Фредерик Стендаль - Люсьен Левен (Красное и белое)
Придя к этому глубокомысленному заключению, Люсьен, окончательно потерявший всякую бодрость, собирался прилечь на диван провинциальной работы, но под тяжестью его тела одна из ручек дивана обломилась; он вскочил в ярости и разнес вдребезги старую рухлядь.

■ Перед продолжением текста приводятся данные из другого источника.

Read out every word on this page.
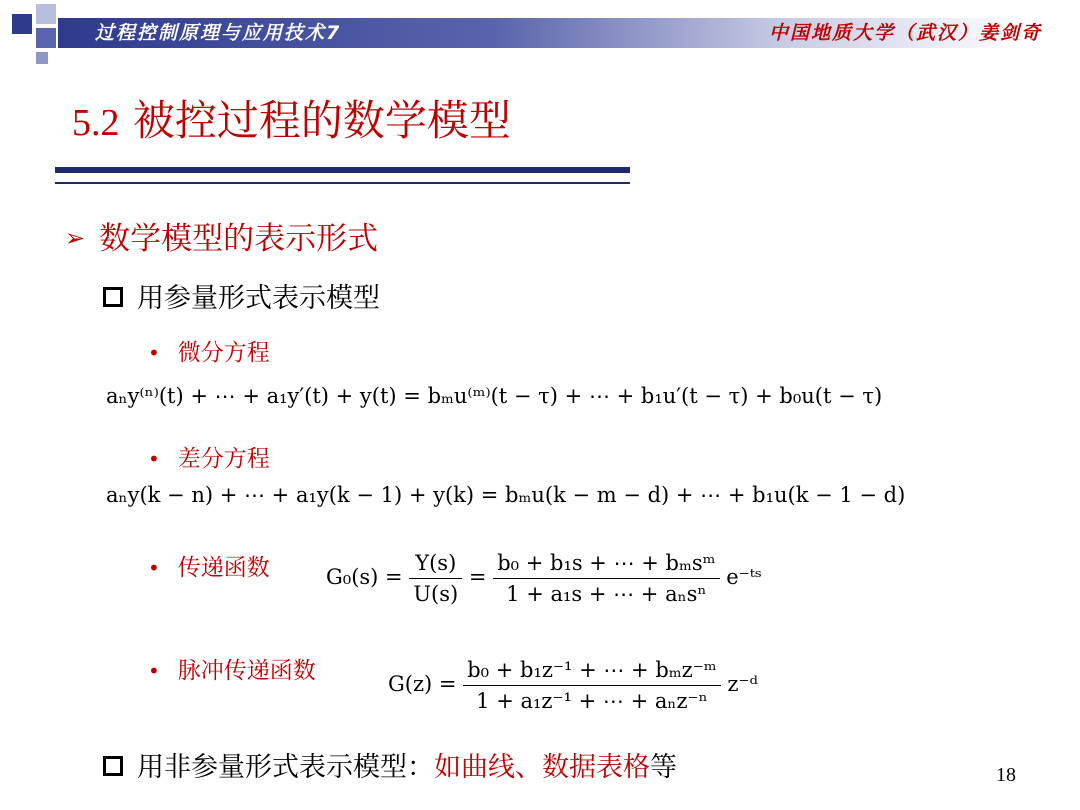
过程控制原理与应用技术7	中国地质大学（武汉）姜剑奇
5.2 被控过程的数学模型
➢ 数学模型的表示形式
用参量形式表示模型
• 微分方程
aₙy⁽ⁿ⁾(t) + ⋯ + a₁y′(t) + y(t) = bₘu⁽ᵐ⁾(t − τ) + ⋯ + b₁u′(t − τ) + b₀u(t − τ)
• 差分方程
aₙy(k − n) + ⋯ + a₁y(k − 1) + y(k) = bₘu(k − m − d) + ⋯ + b₁u(k − 1 − d)
• 传递函数	$G_0(s) = \frac{Y(s)}{U(s)} = \frac{\text{b₀ + b₁s + ⋯ + bₘsᵐ}}{\text{1 + a₁s + ⋯ + aₙsⁿ}}$ e⁻ᵗˢ
• 脉冲传递函数	$G(z) = \frac{\text{b₀ + b₁z⁻¹ + ⋯ + bₘz⁻ᵐ}}{\text{1 + a₁z⁻¹ + ⋯ + aₙz⁻ⁿ}}$ z⁻ᵈ
用非参量形式表示模型：如曲线、数据表格等	18
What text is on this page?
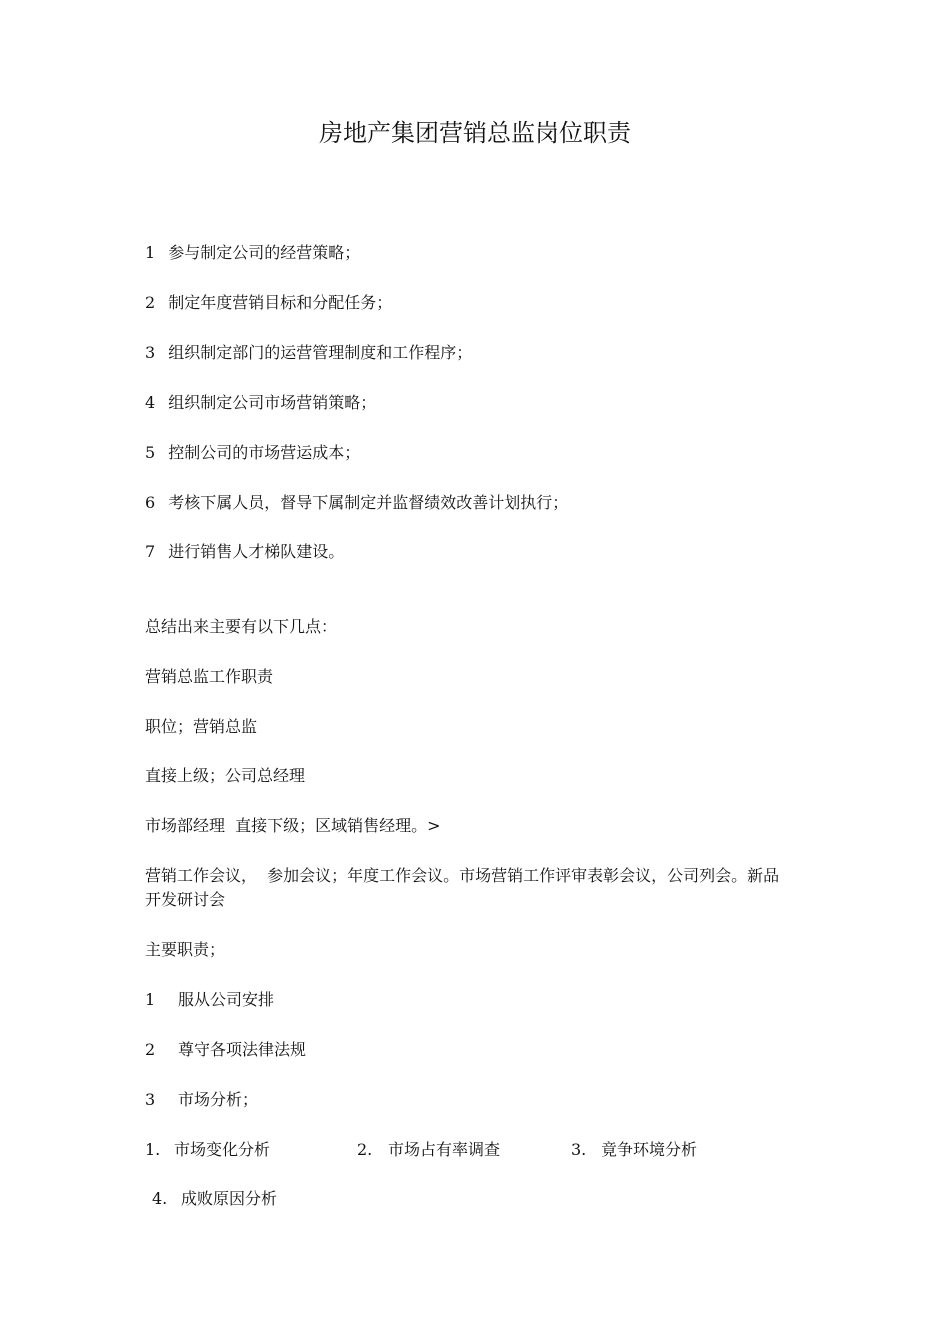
房地产集团营销总监岗位职责
1 参与制定公司的经营策略；
2 制定年度营销目标和分配任务；
3 组织制定部门的运营管理制度和工作程序；
4 组织制定公司市场营销策略；
5 控制公司的市场营运成本；
6 考核下属人员，督导下属制定并监督绩效改善计划执行；
7 进行销售人才梯队建设。
总结出来主要有以下几点：
营销总监工作职责
职位；营销总监
直接上级；公司总经理
市场部经理  直接下级；区域销售经理。>
营销工作会议，  参加会议；年度工作会议。市场营销工作评审表彰会议，公司列会。新品
开发研讨会
主要职责；
1 服从公司安排
2 尊守各项法律法规
3 市场分析；
1. 市场变化分析	2. 市场占有率调查	3. 竟争环境分析
4. 成败原因分析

Не лучше ли было сходить с ума от счастья, как это случилось бы в положении Люсьена с молодым провинциалом, воспитание которого не стоило ста тысяч франков? Значит, существует ложная цивилизация? Значит, мы еще не достигли высшей ступени цивилизации? А между тем мы с утра до вечера изощряемся в остроумии над бесконечными неприятностями, сопутствующими ее успехам!
ГЛАВА ШЕСТАЯ
На следующий день утром Люсьен снял на центральной площади квартиру у г-на Бонара, торговца зерном, а вечером узнал от г-на Бонара, которому об этом сообщила маркитантка, поставляющая водку к столу унтер-офицеров, что подполковник Филото открыто выступил в качестве покровителя Люсьена, защитив его от не совсем благожелательных намеков полковника Малера де Сен-Мегрена.
Люсьеном овладело сильнейшее раздражение. Этому содействовало все: и безобразие города, и грязные кафе, заполненные офицерами, носившими такой же мундир, что и он; и то, что среди стольких лиц он не увидел ни одного, на котором лежала бы печать даже не благожелательности, но хотя бы той простой вежливости, какая в Париже встречается на каждом шагу. Он зашел навестить г-на Филото, но это уже был не тот человек, с которым он вместе путешествовал. Филато защитил его и, чтобы дать Люсьену почувствовать это, принял по отношению к нему важный и грубо покровительственный тон, еще усиливший дурное настроение нашего героя.
«И все это для того, чтобы зарабатывать девяносто девять франков в месяц! — думал он. — Что же должны были вытерпеть люди, обладающие миллионами? Как! — с яростью возвращался Люсьен к той же мысли. — Пользоваться покровительством! И чьим! Человека, которого я не взял бы себе в лакеи!» — Несчастье склонно преувеличивать.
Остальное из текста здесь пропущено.